I have been battling with my 8 year old son for several years now. He is extremely hyperactive even on a stimulant medication (medadate). He struggles in school and is very disrespectful and very disobedient when asked to do simple things. He has been tried on several stimulant medications. Also he is taking intuniv and respiradone which doesn't seem to help especially with with his extreme impulsive disrespectful disobedient behavior. Also for several months now he has begun to steal money from us and at times from stores. 
If possible I would love your input in this matter. Because I have seriously considered  finding a military based boot camp. Because if he continues down this path he is on I am worried he could hurt his 2 month old sister when he gets in his uncontrollable aggressive  rages of anger.

Hi, Here is what I would try first before considering military school.  I would try to have him in psychotherapy.  My parent's manual gives a number of strategies for anger overload, but for children who are hyperactive and stealing in addition to having outbursts, it would be important to have professional help. You want someone who can figure out what some causes might be for your son's behavior, and someone who works with children and families.

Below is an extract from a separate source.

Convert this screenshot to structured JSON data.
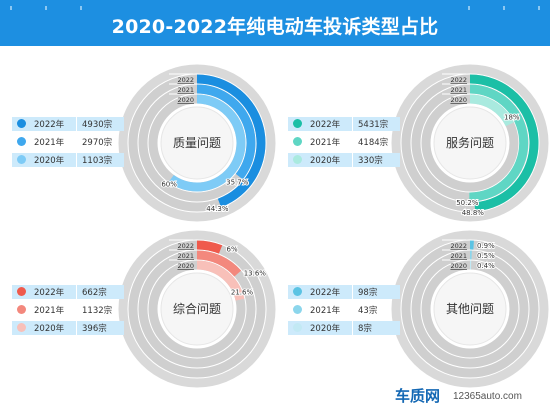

Secondly, it will be important to work closely with the school staff.  Is he struggling in school because of his hyperactivity, or might he have a learning disability?  The school could help rule that out.  

With children who are out of control in school and at home, it is important to coordinate strategies with the school. It is real important that you and the teachers work together.  Ask for an IEP (individualized education plan).   Since your son's behavior is affecting his learning, your son is entitled to extra services.  Sometimes a smaller specialized classroom is called for.  Sometimes the school can make modifications in a child's current classroom.  See what the staff thinks would be the best classroom situation for your son.  Then check out what class or plan is offered to make sure you think it will be helpful for your child.

If that does not lead to changes, or if you have already tried these suggestions for a period of time, then you could check out boarding schools.  Military schools can help, but you want one that has a caring environment as well as structure and discipline.  Your son's school district should consider residential placement, and pay for it, if an intensive day program has been tried and failed to help. .  Keep in mind that if your son is hyperactive, he will most likely need to stay on medication, so you want a school that accepts that.